Growing consensus on the harm-reduction potential of e-cigarettes

Media Release
Royal Society for Public Health

RSPH welcomes the new report by the Royal College of Physicians (RCP), Nicotine without smoke: tobacco harm reduction, which recognises that e-cigarettes offer a vastly safer alternative to tobacco and for some, may be a useful smoking cessation tool.

Since e-cigarettes entered the market in the mid-2000s, the popularity of these products has grown exponentially, with an estimated 2.6 million users in the UK. However e-cigarette-use, or ‘vaping’, has not been without controversy, with some raising concerns about the safety and long-term impact of these products.

Evidence to date indicates that e-cigarette-use presents just a fraction of the risk associated with tobacco smoking, due to the absence of the vast majority of the 4000 toxicants and carcinogens present in combustible tobacco products. An evidence review released last year by Public Health England estimates that e-cigarettes are roughly 95% less harmful than smoked tobacco.

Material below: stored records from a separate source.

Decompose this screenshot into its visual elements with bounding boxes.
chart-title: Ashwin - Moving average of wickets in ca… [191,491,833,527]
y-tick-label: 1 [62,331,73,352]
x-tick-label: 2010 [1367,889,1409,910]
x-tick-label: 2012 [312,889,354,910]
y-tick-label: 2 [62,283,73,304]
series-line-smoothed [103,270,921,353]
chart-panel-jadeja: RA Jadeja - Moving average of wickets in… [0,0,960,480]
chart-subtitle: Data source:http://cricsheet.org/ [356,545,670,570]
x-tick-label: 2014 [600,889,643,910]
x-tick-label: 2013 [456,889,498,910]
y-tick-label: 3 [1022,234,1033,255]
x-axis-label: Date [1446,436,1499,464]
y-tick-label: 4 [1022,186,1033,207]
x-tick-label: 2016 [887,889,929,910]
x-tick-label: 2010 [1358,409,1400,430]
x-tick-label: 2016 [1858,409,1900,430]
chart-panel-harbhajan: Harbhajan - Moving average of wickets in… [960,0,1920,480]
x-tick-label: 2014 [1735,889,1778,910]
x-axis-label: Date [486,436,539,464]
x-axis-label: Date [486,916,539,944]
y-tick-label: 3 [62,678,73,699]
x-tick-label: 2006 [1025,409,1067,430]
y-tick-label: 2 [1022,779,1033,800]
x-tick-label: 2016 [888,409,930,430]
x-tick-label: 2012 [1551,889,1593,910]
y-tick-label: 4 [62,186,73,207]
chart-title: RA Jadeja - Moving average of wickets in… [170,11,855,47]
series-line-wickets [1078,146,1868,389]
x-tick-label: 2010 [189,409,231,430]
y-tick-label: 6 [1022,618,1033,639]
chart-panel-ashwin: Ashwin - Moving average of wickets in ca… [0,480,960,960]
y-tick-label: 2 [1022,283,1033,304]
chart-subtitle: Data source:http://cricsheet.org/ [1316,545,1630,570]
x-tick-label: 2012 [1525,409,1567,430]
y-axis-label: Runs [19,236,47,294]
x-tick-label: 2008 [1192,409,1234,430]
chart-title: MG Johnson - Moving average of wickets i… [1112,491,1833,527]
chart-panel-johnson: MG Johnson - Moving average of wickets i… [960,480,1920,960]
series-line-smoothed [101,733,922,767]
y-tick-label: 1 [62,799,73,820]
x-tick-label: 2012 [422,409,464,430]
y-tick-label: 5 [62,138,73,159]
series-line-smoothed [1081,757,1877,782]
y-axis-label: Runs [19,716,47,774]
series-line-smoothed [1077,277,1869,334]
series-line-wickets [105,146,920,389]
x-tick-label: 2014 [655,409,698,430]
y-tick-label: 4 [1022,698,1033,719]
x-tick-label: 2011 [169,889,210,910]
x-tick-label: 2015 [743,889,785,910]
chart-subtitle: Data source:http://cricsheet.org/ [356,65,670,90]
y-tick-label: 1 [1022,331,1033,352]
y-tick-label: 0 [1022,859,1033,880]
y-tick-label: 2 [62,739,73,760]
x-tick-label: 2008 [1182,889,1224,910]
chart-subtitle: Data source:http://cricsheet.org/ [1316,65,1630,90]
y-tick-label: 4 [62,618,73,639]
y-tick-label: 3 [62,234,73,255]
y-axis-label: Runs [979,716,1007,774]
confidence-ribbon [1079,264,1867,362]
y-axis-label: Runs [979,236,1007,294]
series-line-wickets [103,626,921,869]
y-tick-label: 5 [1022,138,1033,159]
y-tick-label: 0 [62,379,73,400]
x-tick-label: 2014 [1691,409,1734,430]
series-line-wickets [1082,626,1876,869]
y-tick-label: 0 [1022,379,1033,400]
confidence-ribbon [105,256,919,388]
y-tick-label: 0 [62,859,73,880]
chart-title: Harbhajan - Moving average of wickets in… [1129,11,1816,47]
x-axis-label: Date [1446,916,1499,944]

As the RCP report recognizes, it is vital that we continue to monitor the evidence-base, particularly with regard to long-term impact, but as it stands, the concerns relating to ‘gateway’ and normalization of smoking behavior, are not supported by evidence.

For many, e-cigarettes have become the smoking cessation tool of choice, with a growing number using them as a way of stopping smoking or cutting down, but as the report discusses, we must ensure that the harm reduction potential of e-cigarettes is not stifled by disproportionate regulation.

Shirley Cramer, Chief Executive, RSPH stated: “Reducing smoking prevalence has been the defining challenge of the last century – concerted efforts from both health professionals and Government alike has achieved substantial success, but there is more work to be done.

Smoking remains the leading cause of preventable illness and death in the UK, with a staggering 100,000 people still dying each year. Whilst we must continue to be vigilant in monitoring the evidence base, we must capitalise on the opportunity presented to us by e-cigarettes and promote them as safer source of nicotine and potential tool for stopping smoking.

The success of the 20th century was the substantial reduction in smoking rates; with the support of e-cigarettes, the success of the 21st century, could be its eradication.”